Simply delicious Double Chocolate Crinkles are the perfect cookies for any chocolate lover.  A great addition to your holiday baking, or to enjoy anytime of year!

Double Chocolate Crinkles | www.motherthyme.com

Countdown to Christmas Cookies — Week 6

These Double Chocolate Crinkles are one of my favorite holiday cookies.  I have made these for many years.  I don’t know why I wait until the holidays to make them as they can be enjoyed year round.  They are soft and chewy with chocolate chips nestled in each yummy cookie for an extra chocolatey surpise.  
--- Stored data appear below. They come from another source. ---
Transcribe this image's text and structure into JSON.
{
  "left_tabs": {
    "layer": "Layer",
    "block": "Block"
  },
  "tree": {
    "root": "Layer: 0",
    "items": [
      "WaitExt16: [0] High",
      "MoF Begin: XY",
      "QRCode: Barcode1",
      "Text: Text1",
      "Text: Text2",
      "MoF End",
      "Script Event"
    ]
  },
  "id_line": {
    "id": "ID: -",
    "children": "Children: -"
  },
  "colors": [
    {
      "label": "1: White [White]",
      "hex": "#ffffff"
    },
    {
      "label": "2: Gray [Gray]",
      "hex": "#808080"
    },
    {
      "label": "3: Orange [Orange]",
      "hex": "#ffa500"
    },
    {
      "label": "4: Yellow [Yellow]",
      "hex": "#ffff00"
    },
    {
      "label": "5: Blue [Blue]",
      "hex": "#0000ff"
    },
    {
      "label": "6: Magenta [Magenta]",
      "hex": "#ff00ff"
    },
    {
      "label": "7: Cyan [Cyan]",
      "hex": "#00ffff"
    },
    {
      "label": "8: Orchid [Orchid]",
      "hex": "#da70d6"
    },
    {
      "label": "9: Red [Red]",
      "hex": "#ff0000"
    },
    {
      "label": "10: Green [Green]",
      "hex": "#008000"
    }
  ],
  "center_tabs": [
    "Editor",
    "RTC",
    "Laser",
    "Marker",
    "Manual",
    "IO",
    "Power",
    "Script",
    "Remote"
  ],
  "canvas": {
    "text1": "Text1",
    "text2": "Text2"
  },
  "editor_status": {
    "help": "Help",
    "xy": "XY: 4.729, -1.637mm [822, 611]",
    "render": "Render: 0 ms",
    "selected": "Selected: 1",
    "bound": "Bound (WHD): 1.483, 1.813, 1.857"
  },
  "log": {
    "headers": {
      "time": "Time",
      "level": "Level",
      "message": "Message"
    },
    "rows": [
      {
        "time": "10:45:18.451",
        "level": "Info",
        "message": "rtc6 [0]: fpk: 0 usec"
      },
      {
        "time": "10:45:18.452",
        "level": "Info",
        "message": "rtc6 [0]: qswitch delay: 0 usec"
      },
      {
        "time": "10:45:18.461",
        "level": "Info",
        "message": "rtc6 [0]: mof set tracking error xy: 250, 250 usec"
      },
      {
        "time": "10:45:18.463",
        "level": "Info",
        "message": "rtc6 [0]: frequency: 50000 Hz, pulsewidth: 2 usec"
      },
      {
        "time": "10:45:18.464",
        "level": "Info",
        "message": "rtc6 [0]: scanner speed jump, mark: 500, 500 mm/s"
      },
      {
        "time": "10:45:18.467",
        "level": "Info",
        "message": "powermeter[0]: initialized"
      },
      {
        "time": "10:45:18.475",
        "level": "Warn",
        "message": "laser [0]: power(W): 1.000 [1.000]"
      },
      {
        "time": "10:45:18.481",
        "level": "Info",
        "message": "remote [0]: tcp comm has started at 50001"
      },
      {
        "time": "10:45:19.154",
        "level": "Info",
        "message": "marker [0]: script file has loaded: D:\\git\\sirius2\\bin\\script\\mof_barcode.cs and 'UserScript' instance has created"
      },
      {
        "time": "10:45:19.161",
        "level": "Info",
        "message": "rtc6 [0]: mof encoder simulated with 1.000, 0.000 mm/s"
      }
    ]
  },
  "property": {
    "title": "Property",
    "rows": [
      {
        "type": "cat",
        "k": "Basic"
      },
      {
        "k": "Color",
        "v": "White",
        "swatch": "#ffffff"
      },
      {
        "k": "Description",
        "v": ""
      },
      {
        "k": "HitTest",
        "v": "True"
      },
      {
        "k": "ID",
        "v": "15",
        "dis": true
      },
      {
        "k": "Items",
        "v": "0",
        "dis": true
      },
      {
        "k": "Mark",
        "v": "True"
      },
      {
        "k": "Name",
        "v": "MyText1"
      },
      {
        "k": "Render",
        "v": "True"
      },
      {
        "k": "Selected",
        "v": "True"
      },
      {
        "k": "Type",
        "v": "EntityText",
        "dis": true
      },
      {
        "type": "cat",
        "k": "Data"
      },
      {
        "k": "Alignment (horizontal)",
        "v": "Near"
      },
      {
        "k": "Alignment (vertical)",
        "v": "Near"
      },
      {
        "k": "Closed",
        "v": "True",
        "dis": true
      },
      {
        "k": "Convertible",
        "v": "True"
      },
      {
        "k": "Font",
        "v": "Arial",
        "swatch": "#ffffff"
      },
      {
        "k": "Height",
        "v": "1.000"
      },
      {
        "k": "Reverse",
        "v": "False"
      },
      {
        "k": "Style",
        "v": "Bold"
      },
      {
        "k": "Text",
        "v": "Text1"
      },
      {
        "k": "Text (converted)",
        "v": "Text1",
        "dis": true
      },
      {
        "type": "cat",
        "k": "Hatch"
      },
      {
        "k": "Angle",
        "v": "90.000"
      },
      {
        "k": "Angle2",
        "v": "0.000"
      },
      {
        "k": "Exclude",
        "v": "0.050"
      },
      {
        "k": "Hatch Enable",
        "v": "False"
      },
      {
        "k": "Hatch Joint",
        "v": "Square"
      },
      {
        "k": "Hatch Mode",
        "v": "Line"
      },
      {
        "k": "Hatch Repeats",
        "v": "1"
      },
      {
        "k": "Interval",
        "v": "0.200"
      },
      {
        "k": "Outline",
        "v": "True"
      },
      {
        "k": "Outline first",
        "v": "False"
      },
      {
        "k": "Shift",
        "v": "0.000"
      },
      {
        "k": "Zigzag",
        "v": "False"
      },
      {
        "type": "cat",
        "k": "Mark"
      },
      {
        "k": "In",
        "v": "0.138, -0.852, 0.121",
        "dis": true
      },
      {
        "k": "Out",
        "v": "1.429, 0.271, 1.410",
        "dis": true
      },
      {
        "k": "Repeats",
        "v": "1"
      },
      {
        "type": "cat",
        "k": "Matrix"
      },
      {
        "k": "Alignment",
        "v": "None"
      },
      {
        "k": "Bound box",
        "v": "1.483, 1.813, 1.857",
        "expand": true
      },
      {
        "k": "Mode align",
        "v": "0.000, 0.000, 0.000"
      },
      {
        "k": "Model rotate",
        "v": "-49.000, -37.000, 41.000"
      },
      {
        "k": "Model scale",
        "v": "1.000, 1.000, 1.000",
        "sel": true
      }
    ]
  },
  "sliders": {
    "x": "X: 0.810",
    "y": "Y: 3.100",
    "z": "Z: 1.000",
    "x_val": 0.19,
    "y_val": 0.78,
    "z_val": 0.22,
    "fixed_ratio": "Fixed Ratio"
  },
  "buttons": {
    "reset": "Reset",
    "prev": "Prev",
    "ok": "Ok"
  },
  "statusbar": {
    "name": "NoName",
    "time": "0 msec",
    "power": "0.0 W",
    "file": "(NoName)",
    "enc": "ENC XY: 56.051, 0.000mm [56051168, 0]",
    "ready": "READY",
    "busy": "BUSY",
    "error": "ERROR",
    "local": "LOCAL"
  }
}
Speaking of surprises, this year I made these for 3rd Annual The Great Food Blogger Cookie Swap.  622 food bloggers particpated in this year’s event.  Yes, 622!  That’s a lot of cookies! 

cookieswaplogo2013

I sent these Double Chocolate Crinkles to three lovely food bloggers.  In return, I received a dozen cookies from three talented food bloggers.  It’s a total surprise on who you get cookies from until you receive the package at the door.  Who doesn’t love fresh cookies arriving at their doorstep?  I have participated in this fun event for each year, and I always look forward to it.  Not only for the yummy cookies, but more importantly money raised goes to Cookies for Kids’ Cancer which is a fantastic cause. 
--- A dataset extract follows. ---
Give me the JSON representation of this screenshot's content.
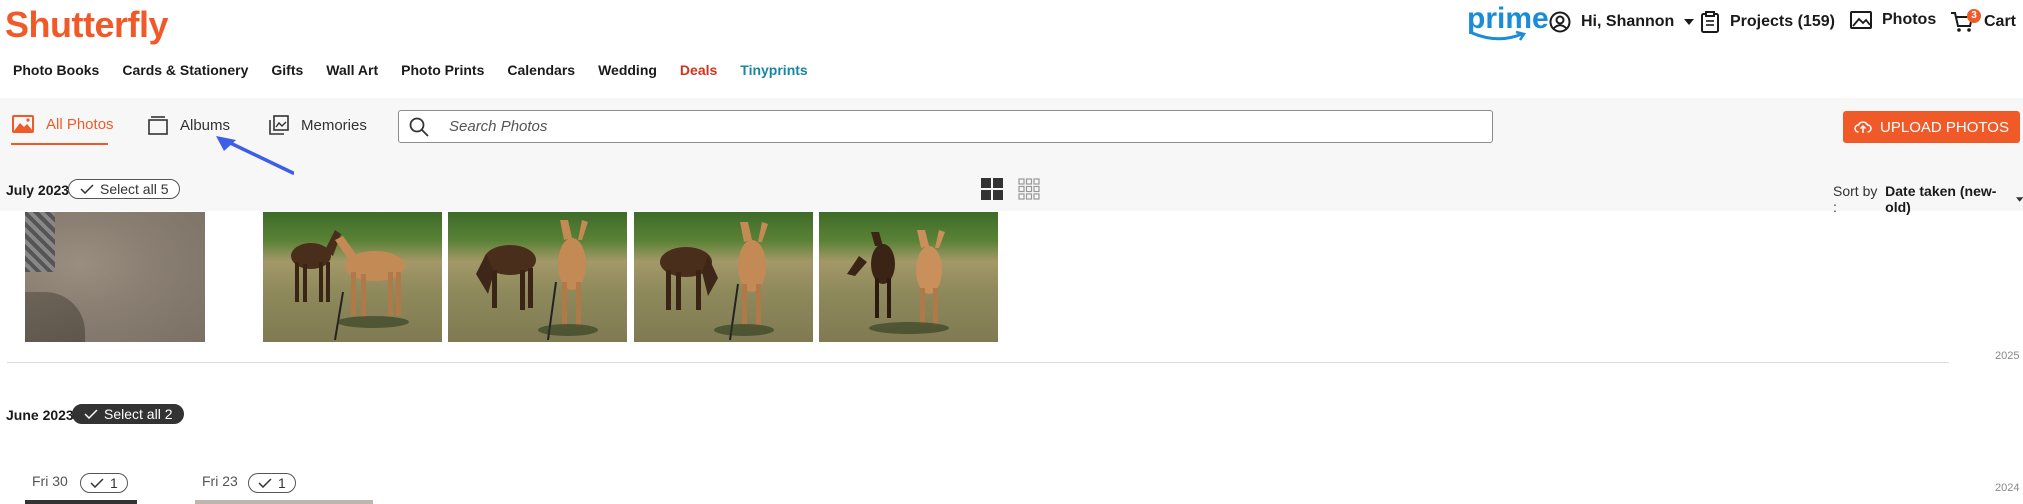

Double Chocolate Crinkles | www.motherthyme.com

This year I was matched with Julie from She’s Almost Always Hungry, Elizabeth from Floating Kitchen and Ashton from Something Swanky.  Each of these lovely ladies received a package of these Double Chocolate Crinkles

In return, I received Brown Butter Nutella Chip Cookies from Culinary Couture, Mocha Peppermint Pudding Cookies from What’s Cooking Love, and Iced Sugar Cookies from My Little Red Mixer

Are you hungry for cookies now?  I sure am! 

Thankfully I have a shelf of frozen cookies in my freezer.  I think I may need to go ahead and sneak a few.  Cookies are acceptable for breakfast, right? 
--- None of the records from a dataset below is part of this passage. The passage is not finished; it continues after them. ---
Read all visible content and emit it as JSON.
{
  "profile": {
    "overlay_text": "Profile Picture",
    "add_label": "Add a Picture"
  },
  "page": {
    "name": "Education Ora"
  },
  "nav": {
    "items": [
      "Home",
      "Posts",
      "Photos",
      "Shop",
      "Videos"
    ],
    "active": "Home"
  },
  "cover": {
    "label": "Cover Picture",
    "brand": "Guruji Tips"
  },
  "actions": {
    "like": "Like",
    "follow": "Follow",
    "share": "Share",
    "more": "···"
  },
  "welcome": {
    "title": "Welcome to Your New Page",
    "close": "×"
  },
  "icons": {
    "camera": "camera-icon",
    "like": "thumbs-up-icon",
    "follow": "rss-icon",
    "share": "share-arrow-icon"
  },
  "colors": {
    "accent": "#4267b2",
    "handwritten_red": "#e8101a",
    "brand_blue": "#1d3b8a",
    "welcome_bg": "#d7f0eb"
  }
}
A huge thank you to Love and Olive Oil and The Little Kitchen for coordinating this amazing event! 

Double Chocolate Crinkles | www.motherthyme.com

Double Chocolate Crinkles

Prep Time: 15 minutes

Cook Time: PT10-12M

Total Time: PT25-27M

Yield: 3 dozen

Double Chocolate Crinkles

Ingredients

  • 1 1/2 cups all-purpose flour
  • 3/4 cup Dutch-processed unsweetened cocoa powder
  • 2 teaspoons baking powder
  • 1/2 teaspoon salt
  • 1/2 cup (1 stick) unsalted butter, softened
  • 1 cup packed light brown sugar
  • 2 large eggs
  • 1 teaspoon vanilla extract
  • 1 1/2 cups good quality milk chocolate chips
  • 3/4 cup confectioners sugar

Instructions

  1. In a medium bowl mix flour, cocoa powder, baking powder and salt.
  2. Using an electric mixer cream butter and sugar.
  3. Add in eggs and vanilla.
  4. Gradually stir in flour mixture until combined.
  5. Stir in chocolate chips.
  6. Cover dough in plastic wrap and refrigerate for 1 hour.
  7. Preheat oven to 350 degrees. Line baking sheets with parchment paper.
  8. Place confectioners sugar in a shallow bowl.
  9. Form 1 tablespoon size balls with dough and generously roll in confectioners sugar without shaking exess sugar off.
  10. Place on baking sheet spacing 2 inches apart and bake for 10-12 minutes until cookies have cracked on top and slightly firm.
  11. Cool on baking sheet for a few minutes before transferring to a wire rack to cool completely.
  12. Store in an airtight container.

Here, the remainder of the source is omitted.